Ces deux hypothèses conduisent à estimer le potentiel de substitution à près de 2 millions d'interventions : 502.837 dans les CH, 430.623 dans les CHR, 26.663 dans les centres de lutte contre le cancer (CLCC), 865.464 dans les cliniques et 107.835 dans les établissements de santé privés d'intérêt collectif (Espic), à parts de marché constantes.
En se projetant dans 10 ans et en tenant compte de la durée moyenne de séjour et des taux d'occupation constatés en 2009, seulement 34.805 des 82.854 lits de chirurgie actuels seraient "potentiellement utiles" pour prendre en charge les patients. Les 48.049 lits excédentaires se répartissent en 26.401 lits dans les établissements publics et les Espic (61% d'excédent) et 21.648 dans le privé (55% d'excédent).
La même projection au niveau des 12.455 places actuelles de chirurgie ambulatoire (8.622 dans le secteur privé et 3.833 dans le secteur public) montre que ce nombre devrait être augmenté à 17.398 si on estime nécessaire de réserver une place par patient par jour mais serait réduit à 8.699 en adoptant l'hypothèse de deux patients par jour et par place et à 6.959 pour 2,5 patients par jour et par place.
On aura très probablement aux alentours de 9.000 places de chirurgie ambulatoire utiles, a indiqué Gilles Bontemps, en observant que pour la chirurgie de la cataracte, les établissements ayant l'organisation la plus optimale prennent en charge cinq ou six patients par jour et par place. Actuellement, en termes de capacité de places, "on est proche" de la projection du nombre de places utiles mais "à terme, ces places de chirurgie ambulatoire seront probablement en excédent", a-t-il ajouté.
Coût annuel : de 4,37 à 5,33 millions d'euros supplémentaires
En tenant compte du coût annuel de fonctionnement du mètre carré (m2) et de la correspondance entre lits de chirurgie et m2 dans le public et dans le privé, les 48.000 lits de chirurgie en excédent constituent un coût supplémentaire évalué entre 4,37 milliards et 5,33 milliards d'euros.
Ce coût serait de 2,64 milliards à 3,16 milliards d'euros dans les établissements publics et Espic et de 1,73 milliard à 2,16 milliards dans le privé.

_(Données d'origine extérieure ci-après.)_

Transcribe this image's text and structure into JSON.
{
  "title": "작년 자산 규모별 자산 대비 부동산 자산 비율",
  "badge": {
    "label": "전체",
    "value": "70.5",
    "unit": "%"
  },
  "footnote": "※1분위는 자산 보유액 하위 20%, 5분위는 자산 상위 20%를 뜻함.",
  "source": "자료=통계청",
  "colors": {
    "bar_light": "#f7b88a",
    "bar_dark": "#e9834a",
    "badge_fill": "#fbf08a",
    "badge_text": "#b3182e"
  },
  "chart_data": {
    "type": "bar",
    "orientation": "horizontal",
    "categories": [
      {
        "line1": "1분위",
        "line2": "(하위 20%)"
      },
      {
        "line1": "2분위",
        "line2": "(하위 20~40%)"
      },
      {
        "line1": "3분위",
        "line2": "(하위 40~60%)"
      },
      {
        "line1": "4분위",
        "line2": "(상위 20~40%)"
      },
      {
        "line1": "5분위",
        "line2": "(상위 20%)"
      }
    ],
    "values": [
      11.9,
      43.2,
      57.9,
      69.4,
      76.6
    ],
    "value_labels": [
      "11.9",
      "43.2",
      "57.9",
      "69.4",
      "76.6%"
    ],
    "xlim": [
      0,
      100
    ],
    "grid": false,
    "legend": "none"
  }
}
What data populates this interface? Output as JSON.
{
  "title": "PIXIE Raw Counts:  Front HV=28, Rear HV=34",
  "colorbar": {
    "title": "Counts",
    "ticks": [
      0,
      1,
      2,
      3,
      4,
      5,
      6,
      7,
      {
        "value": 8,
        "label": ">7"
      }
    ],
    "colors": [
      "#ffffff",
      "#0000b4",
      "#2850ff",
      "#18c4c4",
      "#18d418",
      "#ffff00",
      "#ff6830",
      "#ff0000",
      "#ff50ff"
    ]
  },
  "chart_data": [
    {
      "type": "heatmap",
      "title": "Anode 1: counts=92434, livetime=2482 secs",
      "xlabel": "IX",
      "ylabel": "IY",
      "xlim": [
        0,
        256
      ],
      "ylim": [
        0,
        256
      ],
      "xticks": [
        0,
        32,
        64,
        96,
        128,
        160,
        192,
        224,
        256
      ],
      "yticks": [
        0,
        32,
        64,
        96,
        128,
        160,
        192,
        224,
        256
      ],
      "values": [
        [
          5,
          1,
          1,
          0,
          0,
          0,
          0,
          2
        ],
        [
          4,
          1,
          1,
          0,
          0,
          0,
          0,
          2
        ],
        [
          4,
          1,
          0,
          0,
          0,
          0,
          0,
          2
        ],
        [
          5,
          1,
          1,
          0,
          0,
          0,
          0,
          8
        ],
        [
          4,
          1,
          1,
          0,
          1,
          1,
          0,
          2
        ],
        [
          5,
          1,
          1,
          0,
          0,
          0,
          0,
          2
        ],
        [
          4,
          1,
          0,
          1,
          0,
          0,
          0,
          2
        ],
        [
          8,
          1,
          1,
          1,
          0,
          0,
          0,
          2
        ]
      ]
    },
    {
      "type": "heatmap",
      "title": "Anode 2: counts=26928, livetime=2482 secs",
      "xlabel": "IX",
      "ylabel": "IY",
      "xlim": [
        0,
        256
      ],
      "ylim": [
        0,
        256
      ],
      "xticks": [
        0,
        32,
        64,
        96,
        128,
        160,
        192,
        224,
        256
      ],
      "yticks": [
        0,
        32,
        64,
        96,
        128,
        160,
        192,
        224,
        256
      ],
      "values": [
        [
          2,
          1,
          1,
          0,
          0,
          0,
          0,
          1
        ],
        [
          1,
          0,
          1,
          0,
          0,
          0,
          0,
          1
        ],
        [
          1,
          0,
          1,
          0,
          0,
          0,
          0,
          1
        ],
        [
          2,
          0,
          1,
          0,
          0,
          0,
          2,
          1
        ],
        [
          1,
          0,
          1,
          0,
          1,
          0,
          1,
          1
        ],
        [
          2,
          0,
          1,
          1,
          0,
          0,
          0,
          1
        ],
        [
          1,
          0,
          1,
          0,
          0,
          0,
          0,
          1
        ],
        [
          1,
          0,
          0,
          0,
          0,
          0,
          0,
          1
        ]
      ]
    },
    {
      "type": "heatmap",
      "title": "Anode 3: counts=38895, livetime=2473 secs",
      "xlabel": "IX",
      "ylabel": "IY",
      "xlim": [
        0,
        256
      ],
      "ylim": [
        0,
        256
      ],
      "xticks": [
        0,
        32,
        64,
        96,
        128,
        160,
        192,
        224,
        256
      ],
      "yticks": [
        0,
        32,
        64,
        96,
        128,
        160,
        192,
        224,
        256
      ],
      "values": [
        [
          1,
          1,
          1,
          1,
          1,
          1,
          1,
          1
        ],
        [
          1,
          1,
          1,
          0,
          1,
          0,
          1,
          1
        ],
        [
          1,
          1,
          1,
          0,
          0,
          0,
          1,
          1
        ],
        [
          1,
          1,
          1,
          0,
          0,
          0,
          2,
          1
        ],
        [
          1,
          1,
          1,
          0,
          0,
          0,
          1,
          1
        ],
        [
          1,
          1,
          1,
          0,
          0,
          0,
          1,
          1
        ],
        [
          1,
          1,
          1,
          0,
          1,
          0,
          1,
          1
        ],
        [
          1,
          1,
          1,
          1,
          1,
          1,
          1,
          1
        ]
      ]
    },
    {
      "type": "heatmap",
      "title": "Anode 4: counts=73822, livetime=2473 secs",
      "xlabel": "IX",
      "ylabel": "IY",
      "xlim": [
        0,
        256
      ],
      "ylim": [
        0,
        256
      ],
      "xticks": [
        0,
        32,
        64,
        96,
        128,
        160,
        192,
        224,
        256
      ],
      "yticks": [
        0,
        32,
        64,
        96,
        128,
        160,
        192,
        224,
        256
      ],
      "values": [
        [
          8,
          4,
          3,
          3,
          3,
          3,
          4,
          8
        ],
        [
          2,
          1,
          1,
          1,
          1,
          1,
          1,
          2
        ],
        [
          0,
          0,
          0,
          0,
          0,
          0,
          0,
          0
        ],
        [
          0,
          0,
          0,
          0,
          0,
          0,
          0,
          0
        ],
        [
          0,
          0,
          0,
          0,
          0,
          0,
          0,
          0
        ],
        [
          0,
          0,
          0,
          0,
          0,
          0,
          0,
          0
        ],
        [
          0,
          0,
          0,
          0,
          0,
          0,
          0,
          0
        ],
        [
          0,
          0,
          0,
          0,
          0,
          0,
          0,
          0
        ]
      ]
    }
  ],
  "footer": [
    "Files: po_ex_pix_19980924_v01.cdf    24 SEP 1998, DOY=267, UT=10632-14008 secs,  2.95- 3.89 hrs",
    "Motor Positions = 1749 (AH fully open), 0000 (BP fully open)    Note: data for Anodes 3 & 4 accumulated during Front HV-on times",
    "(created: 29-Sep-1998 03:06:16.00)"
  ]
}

Ainsi, la reconversion de ces lits générerait à terme des marges de manoeuvre considérables, soulignent dans un communiqué commun la HAS, l'Anap et l'Afca.
"Ces marges financières pourraient contribuer à l'efficience du système et par conséquent à la réduction de ses déficits" et "elles pourraient être redéployées pour mieux prendre en charge le développement des pathologies chroniques liées au vieillissement, comme le diabète, les cancers, les maladies cardiovasculaires ou psychiatriques ou financer le progrès lié aux nouvelles technologies ou aux nouveaux médicaments", suggèrent-ils.
Pour Gilles Bontemps, "l'évolution inéluctable des pratiques professionnelles nécessitera de s'interroger sur le dimensionnement hospitalier optimal et sur son impact financier". Le développement de la chirurgie ambulatoire pose la question de la conception de l'"hôpital de demain".
"Il ne devrait plus être pensé d'abord comme un lieu d'hébergement, mais serait fondé sur une double exigence: optimiser les flux autour de trois pôles (un plateau technique interventionnel, un plateau de consultations et un plateau d'urgences) (...) et optimiser un niveau d'environnement minimal permettant d'assurer la maîtrise du bénéfice/risque", a-t-il conclu.
Face à cette situation, il s'est interrogé sur le plan d'accompagnement à mettre en place pour réduire les "surcapacités historiques". La directrice générale de l'organisation des soins (DGOS), Annie Podeur, a également estimé mardi qu'il fallait repenser l'hôpital à 10 ans. "Le virage de l'ambulatoire projette une autre définition du mode d'organisation et de l'hôpital qui devient avant tout un plateau technique", a-t-elle souligné.